From The New Publishing Standard:
The head of the UK’s Publishers Association puts a brave face on the latest numbers from Nielsen, which show digital heading for an all-time high as this year winds down.
Despite a significant drop in print sales, as we’d expect with the country’s “nations” (England, Scotland, Wales, Northern Ireland) in varying stages of lockdown, UK publishers have been doing surprisingly well this year, and that is in large part due to online print sales, and to sales of ebooks and audiobooks.
Per the UK’s The Guardian, summarising the latest Nielsen stats,
The pandemic has revived the fortunes of the consumer ebook. The format once touted as the future of reading has suffered six straight years of sales declines since peaking in 2014 but this year has been different, with sales home and abroad up 17% to £144m in the first half. UK publishers can now expect consumer ebooks to enjoy their best year since 2015, when sales were just under £300m.
The UK Publishers Association CEO Stephen Lotinga explained,
In a challenging year for the UK publishing industry, growth in digital has helped counterbalance print decreases. These figures really emphasise the enduring nature of books and reading – and that readers continue to embrace books in all their forms.

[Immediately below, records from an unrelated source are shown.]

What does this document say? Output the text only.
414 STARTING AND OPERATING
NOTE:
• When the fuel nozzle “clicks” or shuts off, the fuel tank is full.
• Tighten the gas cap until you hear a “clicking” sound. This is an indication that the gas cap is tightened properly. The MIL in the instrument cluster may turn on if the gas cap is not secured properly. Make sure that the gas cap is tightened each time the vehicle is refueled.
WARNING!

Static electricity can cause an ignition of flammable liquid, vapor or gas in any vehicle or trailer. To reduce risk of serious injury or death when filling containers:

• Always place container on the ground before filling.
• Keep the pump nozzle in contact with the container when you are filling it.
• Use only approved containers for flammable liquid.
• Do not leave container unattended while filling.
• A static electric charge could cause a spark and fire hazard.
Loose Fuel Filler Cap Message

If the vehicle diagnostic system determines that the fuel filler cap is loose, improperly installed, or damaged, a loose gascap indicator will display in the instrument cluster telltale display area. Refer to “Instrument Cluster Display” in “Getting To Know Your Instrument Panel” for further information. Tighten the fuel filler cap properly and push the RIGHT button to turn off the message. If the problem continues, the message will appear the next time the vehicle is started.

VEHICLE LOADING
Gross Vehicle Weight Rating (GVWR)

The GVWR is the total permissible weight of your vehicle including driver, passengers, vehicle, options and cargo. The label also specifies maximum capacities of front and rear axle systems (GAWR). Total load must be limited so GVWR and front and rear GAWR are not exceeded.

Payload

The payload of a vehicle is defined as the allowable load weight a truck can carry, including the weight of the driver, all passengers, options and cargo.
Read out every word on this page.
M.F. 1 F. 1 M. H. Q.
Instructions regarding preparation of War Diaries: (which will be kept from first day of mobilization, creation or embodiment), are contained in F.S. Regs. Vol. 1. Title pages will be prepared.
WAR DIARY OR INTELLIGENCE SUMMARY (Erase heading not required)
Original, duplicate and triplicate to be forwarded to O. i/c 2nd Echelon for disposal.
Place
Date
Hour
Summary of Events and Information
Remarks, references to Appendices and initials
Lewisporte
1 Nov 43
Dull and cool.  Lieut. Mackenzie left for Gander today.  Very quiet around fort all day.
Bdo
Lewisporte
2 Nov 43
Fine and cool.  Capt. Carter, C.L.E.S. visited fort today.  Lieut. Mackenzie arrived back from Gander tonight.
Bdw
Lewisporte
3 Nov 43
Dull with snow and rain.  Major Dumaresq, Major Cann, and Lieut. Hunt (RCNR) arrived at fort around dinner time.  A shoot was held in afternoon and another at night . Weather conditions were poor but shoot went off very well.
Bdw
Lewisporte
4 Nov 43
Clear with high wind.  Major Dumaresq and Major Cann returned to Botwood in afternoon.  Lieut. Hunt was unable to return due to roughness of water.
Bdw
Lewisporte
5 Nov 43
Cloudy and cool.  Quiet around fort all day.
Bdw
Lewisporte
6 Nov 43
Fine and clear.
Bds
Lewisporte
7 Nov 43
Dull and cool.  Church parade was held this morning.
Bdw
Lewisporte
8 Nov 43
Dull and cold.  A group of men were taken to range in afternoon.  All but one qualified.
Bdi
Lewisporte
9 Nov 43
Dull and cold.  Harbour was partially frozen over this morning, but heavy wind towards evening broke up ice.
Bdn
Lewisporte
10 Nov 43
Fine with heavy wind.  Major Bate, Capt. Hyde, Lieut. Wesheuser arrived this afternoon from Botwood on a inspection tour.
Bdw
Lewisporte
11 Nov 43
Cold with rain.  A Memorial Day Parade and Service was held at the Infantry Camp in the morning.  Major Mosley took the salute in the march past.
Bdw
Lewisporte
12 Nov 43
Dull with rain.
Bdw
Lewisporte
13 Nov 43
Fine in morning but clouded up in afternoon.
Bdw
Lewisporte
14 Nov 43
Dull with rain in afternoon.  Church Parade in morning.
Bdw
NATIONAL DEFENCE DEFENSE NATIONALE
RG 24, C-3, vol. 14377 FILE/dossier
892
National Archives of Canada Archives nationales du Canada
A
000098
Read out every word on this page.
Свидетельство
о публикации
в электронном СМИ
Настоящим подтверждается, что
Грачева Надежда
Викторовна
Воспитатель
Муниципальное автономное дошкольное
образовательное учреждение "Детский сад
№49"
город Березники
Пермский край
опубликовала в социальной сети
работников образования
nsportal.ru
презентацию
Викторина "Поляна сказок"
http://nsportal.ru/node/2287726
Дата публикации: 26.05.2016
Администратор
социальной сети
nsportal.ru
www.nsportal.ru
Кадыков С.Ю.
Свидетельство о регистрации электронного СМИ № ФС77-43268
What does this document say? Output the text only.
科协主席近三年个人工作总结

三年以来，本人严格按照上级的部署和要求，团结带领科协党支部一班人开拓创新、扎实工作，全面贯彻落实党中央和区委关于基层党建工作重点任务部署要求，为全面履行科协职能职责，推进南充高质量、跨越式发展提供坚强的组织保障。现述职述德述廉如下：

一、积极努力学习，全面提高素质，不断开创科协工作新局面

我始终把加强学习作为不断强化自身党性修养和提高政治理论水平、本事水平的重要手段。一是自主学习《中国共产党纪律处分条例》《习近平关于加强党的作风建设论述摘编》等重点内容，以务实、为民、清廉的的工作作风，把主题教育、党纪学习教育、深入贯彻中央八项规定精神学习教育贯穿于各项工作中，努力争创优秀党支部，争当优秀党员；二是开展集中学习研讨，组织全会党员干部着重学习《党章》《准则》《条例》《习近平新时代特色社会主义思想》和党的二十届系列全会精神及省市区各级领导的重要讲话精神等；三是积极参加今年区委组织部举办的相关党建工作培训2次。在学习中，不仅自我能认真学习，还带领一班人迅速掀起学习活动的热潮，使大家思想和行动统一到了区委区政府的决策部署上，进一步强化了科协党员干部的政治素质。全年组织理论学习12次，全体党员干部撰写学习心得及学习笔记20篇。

So let’s get this straight. With people confined to their homes, with endless time to spend on their screens on social media or playing mobile games or watching Netflix… The enduring nature of books and reading prevails, says Lotinga.
That’s great. Nothing to disagree with there. Only… Whatever happened to screen fatigue, Stephen?
Screen fatigue? That was the buzzword in the publishing industry a few years ago when the digital naysayers were eager to explain slowing ebook sales without admitting publishers had artificially warped the market against the format.